The end of the year is a natural time for reflection—but a quick glance at your revenue or a gut feeling about the busy season isn’t enough. As an accounting firm working with landscaping, lawn care, irrigation, hardscaping, and other green industry companies, we often remind owners: your performance on the jobs is only half the story. The real lessons are in your numbers—and in how they align with your operational realities.
Here’s how to conduct a high-impact, CFO-style year-end review that cuts through the noise and sets you up for smarter, more profitable decisions in 2026.
1. Analyze Profitability and Pricing Accuracy
Did your service offerings and pricing structure actually generate the margins you planned for?
• Compare job costing reports to your estimates—where did you hit or miss?
• Identify which service lines (e.g., maintenance, hardscaping, irrigation installs) consistently performed well—and which didn’t.
• Review how closely your pricing reflects actual labor, materials, and overhead costs.
• Check for any disconnect between pricing strategy and profit outcomes.
• Did you make mid-season pricing adjustments? Were they strategic or reactive?
Tip: Update your estimating inputs on a periodic basis and segment your P&L by service line to see where margin is being made—or lost.
2. Evaluate Crew Performance in Financial Terms
Were your crews productive and cost-efficient?
• Compare actual labor hours to budgeted expectations per job.
• Highlight top-performing crews or foremen.
• Look for recurring issues—scope creep, execution inefficiencies, or poor scheduling—that inflated labor costs.
Tip: Labor costs are one of your biggest expense categories. Tracking and benchmarking performance is essential.
3. Uncover Bottlenecks and Capacity Constraints
Where did operational limits hold you back—and at what cost?
• Estimate revenue lost from turning away work due to labor, equipment, or scheduling limitations.

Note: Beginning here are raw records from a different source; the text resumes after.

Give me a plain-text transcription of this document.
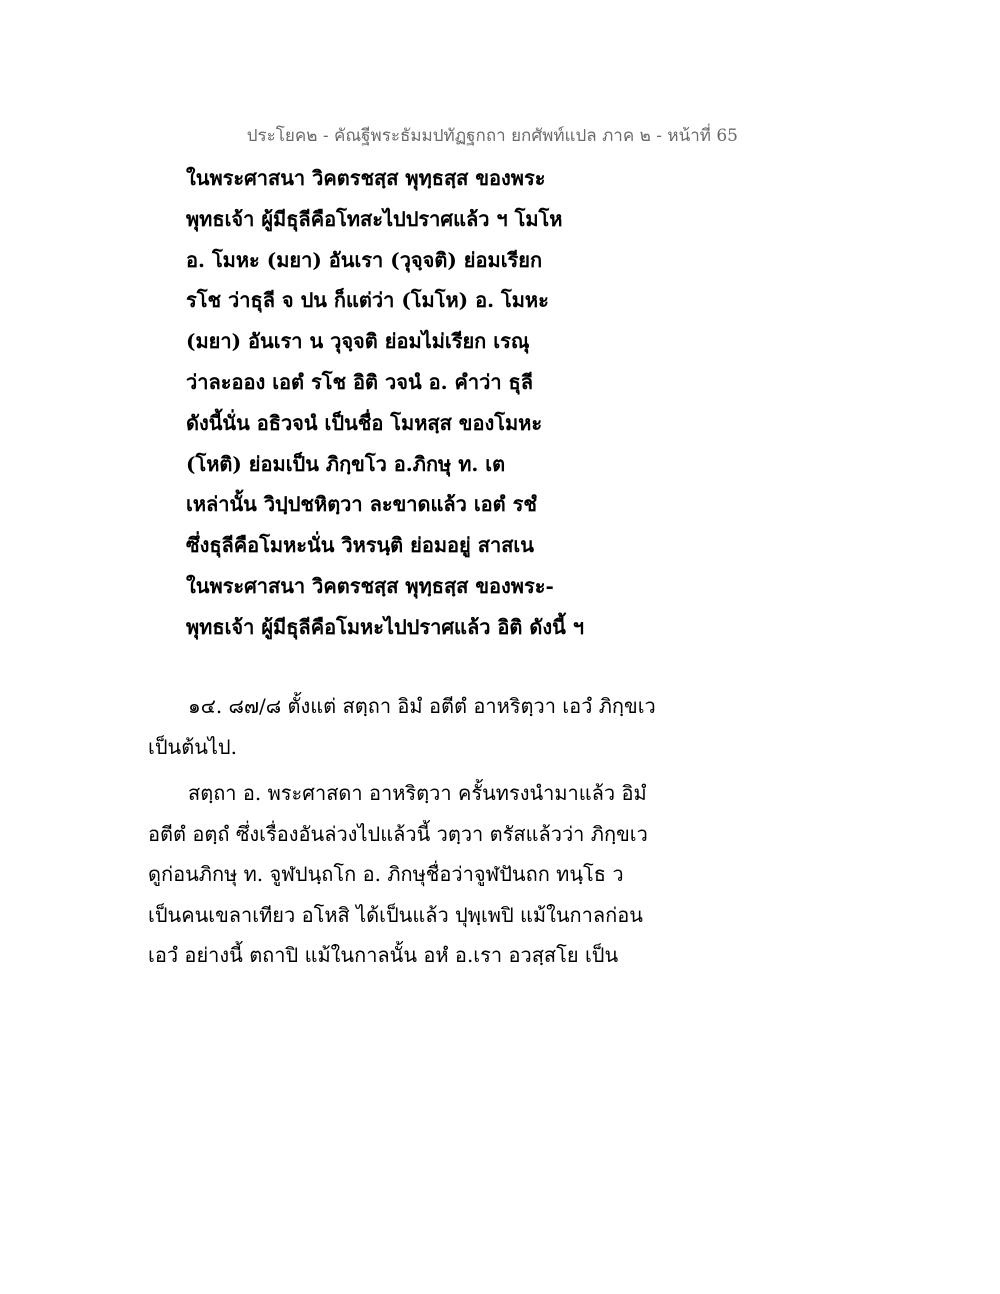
ประโยค๒ - คัณฐีพระธัมมปทัฏฐกถา ยกศัพท์แปล ภาค ๒ - หน้าที่ 65
ในพระศาสนา วิคตรชสฺส พุทฺธสฺส ของพระ
พุทธเจ้า ผู้มีธุลีคือโทสะไปปราศแล้ว ฯ โมโห
อ. โมหะ (มยา) อันเรา (วุจฺจติ) ย่อมเรียก
รโช ว่าธุลี จ ปน ก็แต่ว่า (โมโห) อ. โมหะ
(มยา) อันเรา น วุจฺจติ ย่อมไม่เรียก เรณุ
ว่าละออง เอตํ รโช อิติ วจนํ อ. คำว่า ธุลี
ดังนี้นั่น อธิวจนํ เป็นชื่อ โมหสฺส ของโมหะ
(โหติ) ย่อมเป็น ภิกฺขโว อ.ภิกษุ ท. เต
เหล่านั้น วิปฺปชหิตฺวา ละขาดแล้ว เอตํ รชํ
ซึ่งธุลีคือโมหะนั่น วิหรนฺติ ย่อมอยู่ สาสเน
ในพระศาสนา วิคตรชสฺส พุทฺธสฺส ของพระ-
พุทธเจ้า ผู้มีธุลีคือโมหะไปปราศแล้ว อิติ ดังนี้ ฯ
๑๔. ๘๗/๘ ตั้งแต่ สตฺถา อิมํ อตีตํ อาหริตฺวา เอวํ ภิกฺขเว
เป็นต้นไป.
สตฺถา อ. พระศาสดา อาหริตฺวา ครั้นทรงนำมาแล้ว อิมํ
อตีตํ อตฺถํ ซึ่งเรื่องอันล่วงไปแล้วนี้ วตฺวา ตรัสแล้วว่า ภิกฺขเว
ดูก่อนภิกษุ ท. จูฬปนฺถโก อ. ภิกษุชื่อว่าจูฬปันถก ทนฺโธ ว
เป็นคนเขลาเทียว อโหสิ ได้เป็นแล้ว ปุพฺเพปิ แม้ในกาลก่อน
เอวํ อย่างนี้ ตถาปิ แม้ในกาลนั้น อหํ อ.เรา อวสฺสโย เป็น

• Assess downtime caused by equipment issues or supply delays.
• Calculate your peak-month revenue per labor hour to determine true productivity under pressure.
Tip: Use this data to justify proactive investments—not just emergency fixes.
4. Assess Client Mix and Revenue Stability
Did your client base support growth—or introduce risk?
• Rank top clients by both revenue and profit.
• Evaluate how many recurring contracts renewed for another year.
• Identify overreliance on any single client (over 15% of revenue is a red flag).
Tip: Build client concentration and retention metrics into your annual review to manage long-term risk.
5. Reevaluate Strategic Investments and Risks
Did your bigger moves in 2025 pay off?
• Did a new service line, location, or major equipment purchase generate measurable returns?
• Were marketing or hiring decisions backed by performance data?
• What initiatives failed to deliver—and why?
Tip: Not all risks pay off, but they should always be measured so you can refine your strategy.
6. Evaluate Overhead and Fixed Costs Efficiency
Are your fixed costs aligned with your business size and seasonality?
• Review your overhead categories—are they growing faster than revenue?
• Assess whether office, shop, insurance, software, or admin costs are justified by current operations.
• Are there fixed expenses that could be scaled, renegotiated, or eliminated before next season?
Tip: Right-sizing overhead can boost margins even if your revenue stays flat.
A proper year-end review doesn’t just ask what happened—it asks why it happened. Understand where your money was made, where it leaked out, and what needs to change in 2026.
Let the data guide your decisions—not assumptions. The companies that thrive in this industry don’t just work harder next year—they work smarter based on what the numbers reveal.